I have lots of
from myproject.settings import param1
from myproject.settings import ...
scattered all over my project.
Upon startup, I would like to load different "settings" module according to env var (for example export SETTINGS=myproject.settings2)
I tried to put in the myproject.__init__.py
someting like
module_name = os.environ['SETTINGS']
m=__import__(module_name)
settings = m
but it won't work.
from myproject.settings import *
ImportError: No module named settings
How can this be achieved ?
4 Answers 4
Try using a bogus 'fromlist' argument.
mymodule = __import__(mod, fromlist=['a'])
It's worked for me before in situations similar to yours.
Comments
settings = __import__(os.environ['SETTINGS'])
but it won't work.
Why? Your approach is the right one. As example, Django does this the same way.
You could try to add the absolute path of myproject.settings to PYTHONPATH like so:
PYTHONPATH=$PYTHONPATH:$HOME/myproject/settings/
export PYTHONPATH
Now you could keep this in ~/.bashrc (assuming UNIX env).
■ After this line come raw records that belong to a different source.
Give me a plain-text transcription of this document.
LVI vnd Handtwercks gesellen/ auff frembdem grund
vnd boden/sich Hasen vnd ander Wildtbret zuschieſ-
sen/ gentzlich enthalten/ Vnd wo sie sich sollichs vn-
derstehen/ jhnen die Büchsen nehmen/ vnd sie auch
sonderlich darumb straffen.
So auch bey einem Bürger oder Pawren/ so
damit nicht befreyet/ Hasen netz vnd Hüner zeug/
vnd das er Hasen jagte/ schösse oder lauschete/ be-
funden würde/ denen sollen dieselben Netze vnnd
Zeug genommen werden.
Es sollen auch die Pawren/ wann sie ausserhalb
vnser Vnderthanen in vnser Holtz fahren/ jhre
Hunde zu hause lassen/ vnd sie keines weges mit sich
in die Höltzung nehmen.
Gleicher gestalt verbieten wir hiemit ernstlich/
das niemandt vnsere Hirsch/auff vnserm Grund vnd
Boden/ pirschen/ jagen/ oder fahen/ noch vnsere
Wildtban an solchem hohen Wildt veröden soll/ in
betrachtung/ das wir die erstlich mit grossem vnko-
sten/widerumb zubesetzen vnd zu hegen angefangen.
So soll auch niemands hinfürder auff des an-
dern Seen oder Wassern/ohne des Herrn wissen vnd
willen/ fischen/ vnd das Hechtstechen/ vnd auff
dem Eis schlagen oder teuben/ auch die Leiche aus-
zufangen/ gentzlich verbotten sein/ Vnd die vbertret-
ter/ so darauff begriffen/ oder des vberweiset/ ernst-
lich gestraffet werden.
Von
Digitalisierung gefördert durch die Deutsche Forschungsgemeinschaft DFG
This way whenever you open a new terminal this path is added to PYTHONPATH. i.e. python interpretor would add this path to it's like of paths to look for while importing a module.
Now whichever path you are simply type import settings & since myproject/settings is present python would load settings file.
Hope this helps...
Comments
I tried the code below and it worked.
Here is my folder structure:
src/
app.py
settings/
__init__.py
production.py
sandbox.py
In settings.__init__.py, I wrote:
import os
settings_module = os.environ.get('APP_SETTINGS')
if not settings_module:
from .sandbox import *
else:
exec('from {} import *'.format(settings_module))
If the var env was not set, imports the sandbox module. If was setting, imports the module dynamically.